Pedał sprzęgła powinien być na równi z hamulcem, jeśli podciągnołeś wyżej to na bank poleci sprzęgło, albo łożysko oporowe się wysypie albo słoneczko w sprzęgle
No i po dwóch dniach dobrego działania sprzęgła, znów kłopot... Jak tylko dotknę pedał sprzęgła (nawet lekko), to słychać jakieś szorowanie, drapanie ... Biegi wskakują bez problemów, więc jeździć można, ale jest strach że zaraz coś się rozleci.
Dodatkowo wciskając pedał sprzęgła, czuje jakby o coś zaczęło szorować (już nie wchodzi tak gładko jak wcześniej). Jak tylko puszczę pedał sprzęgła, wszystko wraca do normy, nie słychać już żadnych podejrzanych dźwięków.

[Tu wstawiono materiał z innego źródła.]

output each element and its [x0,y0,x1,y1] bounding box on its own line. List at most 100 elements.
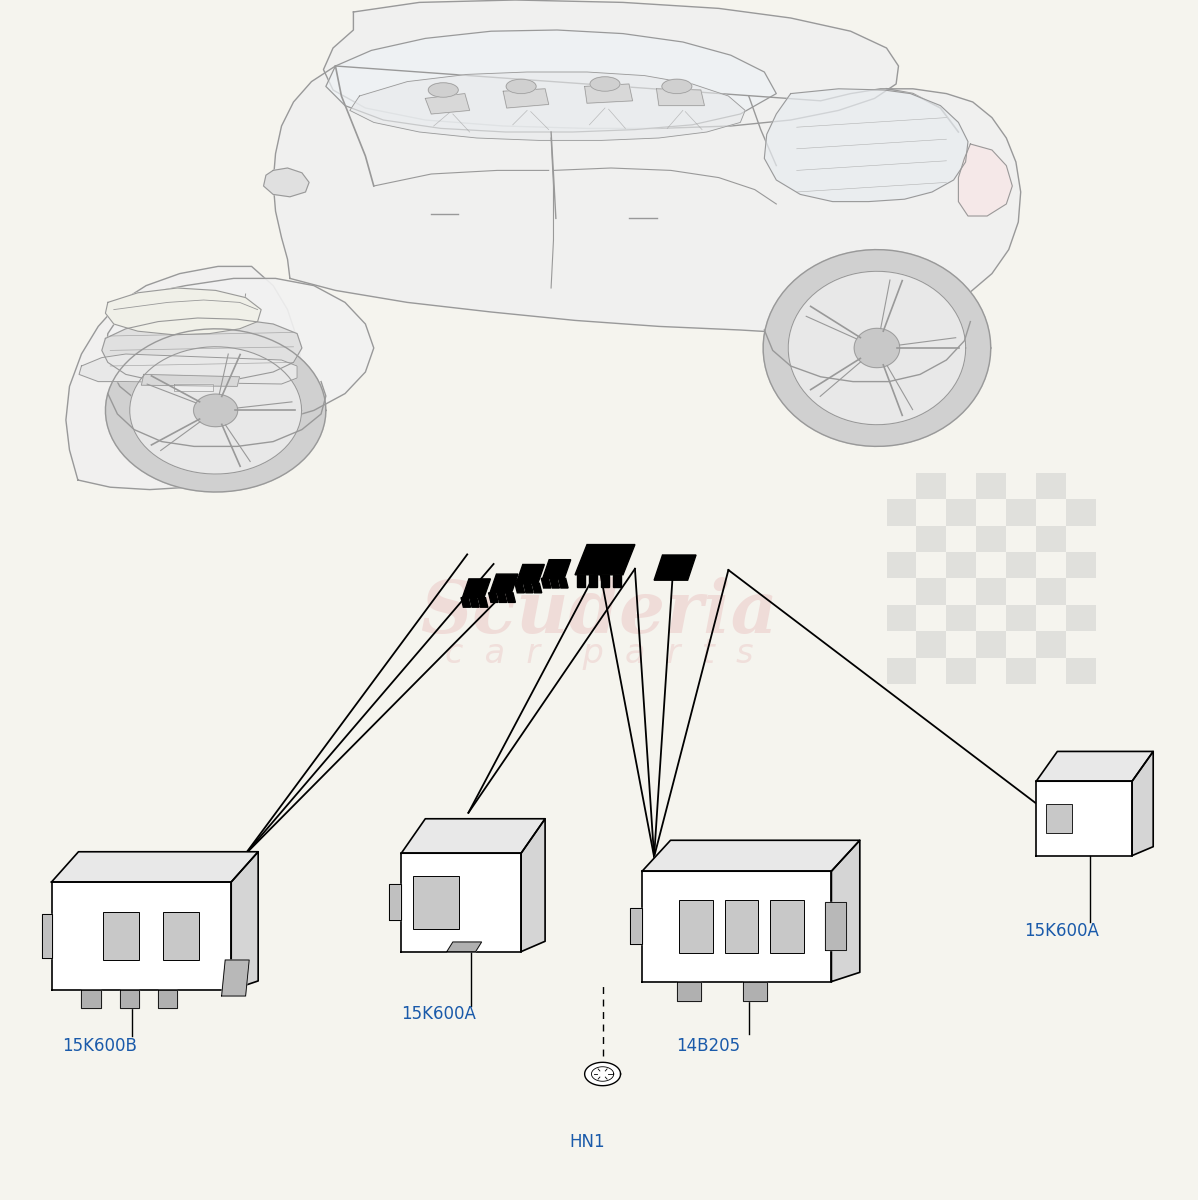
Bar [887,658,916,684]
Bar [976,578,1006,605]
Polygon shape [788,271,966,425]
Polygon shape [677,982,701,1001]
Polygon shape [601,575,609,587]
Polygon shape [158,990,177,1008]
Polygon shape [1036,781,1132,856]
Polygon shape [447,942,482,952]
Bar [887,605,916,631]
Polygon shape [642,840,860,871]
Polygon shape [425,94,470,114]
Bar [946,552,976,578]
Bar [103,912,139,960]
Bar [413,876,459,929]
Bar [916,578,946,605]
Bar [946,499,976,526]
Bar [1066,552,1096,578]
Polygon shape [52,852,259,882]
Polygon shape [589,575,597,587]
Bar [976,631,1006,658]
Bar [1066,658,1096,684]
Text: 14B205: 14B205 [676,1037,740,1056]
Bar [887,552,916,578]
Ellipse shape [429,83,458,97]
Polygon shape [489,593,498,602]
Bar [1066,499,1096,526]
Bar [916,473,946,499]
Ellipse shape [661,79,691,94]
Polygon shape [763,250,991,446]
Polygon shape [81,990,101,1008]
Polygon shape [613,575,621,587]
Polygon shape [52,882,231,990]
Polygon shape [478,598,488,607]
Polygon shape [194,394,237,427]
Polygon shape [831,840,860,982]
Polygon shape [743,982,767,1001]
Polygon shape [585,84,633,103]
Polygon shape [532,583,541,593]
Bar [725,900,758,953]
Polygon shape [577,575,585,587]
Polygon shape [541,578,551,588]
Polygon shape [401,818,545,853]
Polygon shape [401,853,521,952]
Polygon shape [222,960,249,996]
Bar [163,912,199,960]
Polygon shape [543,559,570,578]
Polygon shape [575,545,635,575]
Bar [1036,631,1066,658]
Bar [770,900,804,953]
Polygon shape [461,598,471,607]
Bar [887,499,916,526]
Polygon shape [854,329,900,367]
Polygon shape [1132,751,1154,856]
Bar [1036,473,1066,499]
Text: 15K600A: 15K600A [1024,922,1100,941]
Polygon shape [1036,751,1154,781]
Polygon shape [105,288,261,335]
Polygon shape [120,990,139,1008]
Polygon shape [470,598,479,607]
Bar [679,900,713,953]
Polygon shape [958,144,1012,216]
Polygon shape [105,329,326,492]
Bar [946,605,976,631]
Polygon shape [654,554,696,580]
Text: Scuderia: Scuderia [420,576,778,648]
Polygon shape [273,66,1021,334]
Polygon shape [264,168,309,197]
Ellipse shape [506,79,537,94]
Bar [1046,804,1072,833]
Polygon shape [105,278,374,427]
Polygon shape [825,902,846,950]
Bar [1006,605,1036,631]
Polygon shape [79,354,297,384]
Text: 15K600A: 15K600A [401,1006,477,1022]
Bar [1006,499,1036,526]
Polygon shape [350,72,745,140]
Polygon shape [630,908,642,944]
Bar [1036,526,1066,552]
Polygon shape [503,89,549,108]
Text: 15K600B: 15K600B [62,1037,137,1056]
Polygon shape [585,1062,621,1086]
Polygon shape [516,564,544,583]
Polygon shape [323,0,898,128]
Polygon shape [515,583,525,593]
Bar [1006,658,1036,684]
Polygon shape [129,347,302,474]
Polygon shape [550,578,559,588]
Ellipse shape [589,77,621,91]
Polygon shape [462,578,490,598]
Polygon shape [657,89,704,106]
Text: HN1: HN1 [569,1133,605,1152]
Polygon shape [524,583,533,593]
Polygon shape [326,30,776,132]
Polygon shape [506,593,515,602]
Bar [916,526,946,552]
Polygon shape [42,914,52,958]
Polygon shape [231,852,259,990]
Bar [1006,552,1036,578]
Bar [946,658,976,684]
Polygon shape [102,318,302,383]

Pedał sprzęgła powinien być na równi z hamulcem, jeśli podciągnołeś wyżej to na bank poleci sprzęgło, albo łożysko oporowe się wysypie albo słoneczko w sprzęgle
Gdzieś wyczytałem, że pedał sprzęgła powinien być lekko ponad pedałem hamulca, dlatego tak zrobiłem. Chyba jednak to był błąd.
Jakieś pomysły co mogę z tym zrobić?
Jakieś pomysły co mogę z tym zrobić?
Tak .Trzeba zrzucić skrzynię i wymienić sprzęgło (tarczę,docisk,łożysko)
Tak .Trzeba zrzucić skrzynię i wymienić sprzęgło (tarczę,docisk,łożysko)
Dokładnie tak. Oddałem auto do mechanika i skończyło się na wymianie tych części. 550zl :/
Swoją drogą wyeksploatowałem je do samego końca. Mechanik powiedział, że może ze 100km jeszcze bym na nich przejechał, a potem już tylko laweta.